I like the Madonna video
called “Justify
My Love.” I think Gaultier designed
the cone-nippled bra she wears
with a clear & full perfection, but nobody wrote
a Persian Gulf video for her to bop to.
Although
all she ever does is tilt her head back
& grab her crotch.
But when she
does that
she does me, what can I say? there is something
extraordinarily beautiful about her eyes, blue
blue
blue, like Neil
Young singing “… there is a town in north Ontari io.”
Don’t mistake me.
I don’t want to pick on Madonna.
She’s terrific. She flaunts a form
of fundamental sexuality with a beautiful arrogance.
But it’s a mistake
to assume she’s defiant. We’re
just talking about having a good time. What
does she defy?
And as for singing
let’s tell the whole dangerous truth.
She hasn’t got a good voice. Madonna can’t sing for beans.

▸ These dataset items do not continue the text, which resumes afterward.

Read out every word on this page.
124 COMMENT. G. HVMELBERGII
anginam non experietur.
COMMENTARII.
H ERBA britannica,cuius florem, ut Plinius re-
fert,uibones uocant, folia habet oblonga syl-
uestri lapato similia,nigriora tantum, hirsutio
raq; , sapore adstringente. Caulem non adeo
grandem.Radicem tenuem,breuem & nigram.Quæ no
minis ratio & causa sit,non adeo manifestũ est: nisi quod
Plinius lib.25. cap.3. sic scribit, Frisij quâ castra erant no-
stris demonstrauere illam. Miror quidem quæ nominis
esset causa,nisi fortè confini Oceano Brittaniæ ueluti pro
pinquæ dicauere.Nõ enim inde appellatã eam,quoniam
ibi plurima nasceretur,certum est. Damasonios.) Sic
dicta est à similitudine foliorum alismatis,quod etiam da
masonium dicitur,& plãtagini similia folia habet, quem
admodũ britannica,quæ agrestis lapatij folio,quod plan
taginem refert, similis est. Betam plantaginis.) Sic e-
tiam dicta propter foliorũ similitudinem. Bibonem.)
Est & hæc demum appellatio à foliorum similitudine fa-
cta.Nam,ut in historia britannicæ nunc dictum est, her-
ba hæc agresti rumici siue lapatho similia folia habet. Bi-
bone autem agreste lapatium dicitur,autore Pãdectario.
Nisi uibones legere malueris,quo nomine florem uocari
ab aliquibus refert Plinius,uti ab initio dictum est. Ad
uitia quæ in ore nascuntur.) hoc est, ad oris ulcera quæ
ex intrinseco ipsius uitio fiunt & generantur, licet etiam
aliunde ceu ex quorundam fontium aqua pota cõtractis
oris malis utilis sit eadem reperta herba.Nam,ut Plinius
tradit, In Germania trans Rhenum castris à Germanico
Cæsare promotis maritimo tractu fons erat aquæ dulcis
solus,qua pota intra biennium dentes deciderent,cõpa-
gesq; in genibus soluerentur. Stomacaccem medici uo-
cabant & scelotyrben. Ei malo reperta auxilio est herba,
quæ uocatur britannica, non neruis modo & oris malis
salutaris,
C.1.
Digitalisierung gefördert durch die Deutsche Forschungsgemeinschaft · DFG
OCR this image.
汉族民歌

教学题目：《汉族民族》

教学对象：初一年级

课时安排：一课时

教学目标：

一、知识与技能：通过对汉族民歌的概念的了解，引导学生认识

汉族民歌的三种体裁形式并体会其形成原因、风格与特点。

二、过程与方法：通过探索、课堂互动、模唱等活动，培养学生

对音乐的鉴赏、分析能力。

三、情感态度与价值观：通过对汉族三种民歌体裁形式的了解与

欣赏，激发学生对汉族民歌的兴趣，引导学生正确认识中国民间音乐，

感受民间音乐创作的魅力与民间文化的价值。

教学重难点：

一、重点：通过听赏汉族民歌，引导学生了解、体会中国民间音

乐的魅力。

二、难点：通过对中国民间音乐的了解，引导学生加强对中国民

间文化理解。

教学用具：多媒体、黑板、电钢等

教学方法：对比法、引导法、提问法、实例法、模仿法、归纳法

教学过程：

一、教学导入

There’s Norman Schwarzkopf across the street
short hair raw slab face dark glasses,
big 60 lb. beer gut
hanging over his twill pants. He has a short-sleeved
Hawaiian sport shirt
on; and is signing autographs
as he moves through a crowd of people in Boston,
I think;
or perhaps it’s Philadelphia. He was a good student
at West Point.
Maybe somebody will do a photo of him,
if this is Philadelphia, or Windsor, or maybe it’s Detroit?